Winter counter-wind current in western Taiwan Strait: characteristics and mechanisms

Abstract

A new dataset based on in-situ observations and a numerical model are employed to reveal the spatio-temporal variation and driving mechanism of counter-wind current (CWC) in the western Taiwan Strait (TWS) during the winter monsoon. Our results confirm the existence of the CWC in the western TWS during the months of strong northeasterly wind, which is well supported by a rarely observed through-flow pattern recorded by a Lagrangian drifter, during which the average wind speed was 11 m/s. Moreover, both the synchronous ADCP observations and model results demonstrate that the CWC acted as an episodic local event when the winter monsoon went into transient relaxation.
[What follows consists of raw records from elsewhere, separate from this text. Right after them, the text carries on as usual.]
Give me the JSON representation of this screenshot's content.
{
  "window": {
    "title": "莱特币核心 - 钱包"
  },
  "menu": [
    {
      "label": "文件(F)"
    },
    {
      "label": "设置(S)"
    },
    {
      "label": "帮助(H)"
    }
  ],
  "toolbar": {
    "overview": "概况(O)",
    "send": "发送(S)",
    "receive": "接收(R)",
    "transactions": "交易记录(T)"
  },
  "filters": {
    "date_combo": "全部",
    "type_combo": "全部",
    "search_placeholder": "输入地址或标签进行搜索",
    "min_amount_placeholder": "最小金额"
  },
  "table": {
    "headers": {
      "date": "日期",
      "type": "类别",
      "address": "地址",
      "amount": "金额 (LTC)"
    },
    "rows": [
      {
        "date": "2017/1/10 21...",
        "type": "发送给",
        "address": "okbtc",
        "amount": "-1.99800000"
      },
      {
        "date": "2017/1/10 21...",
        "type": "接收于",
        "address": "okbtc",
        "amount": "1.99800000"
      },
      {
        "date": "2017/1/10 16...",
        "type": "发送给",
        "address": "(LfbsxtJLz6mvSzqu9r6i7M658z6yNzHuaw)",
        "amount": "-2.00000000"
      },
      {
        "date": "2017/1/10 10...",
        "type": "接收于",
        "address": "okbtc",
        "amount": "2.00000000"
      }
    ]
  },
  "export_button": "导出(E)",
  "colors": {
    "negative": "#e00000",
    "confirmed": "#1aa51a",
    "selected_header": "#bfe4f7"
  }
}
By examining the model results, the momentum budget and the time-dependent dynamics, we further revealed that the wind relaxation mechanism is crucial in explaining the existence of the CWC, which acted as a short-lived local event in the form of a return current that lied in the downstream of a significant along-strait sea-level set-up in the northern Taiwan Bank when the prevailing strong wind experienced a short transient relaxation. Last but not least, the large-scale pressure gradient related to the open-ocean forcing was found to play a predominant role in driving a stable CWC in the frame of geostrophy when the winter-monsoon wind gradually relaxed.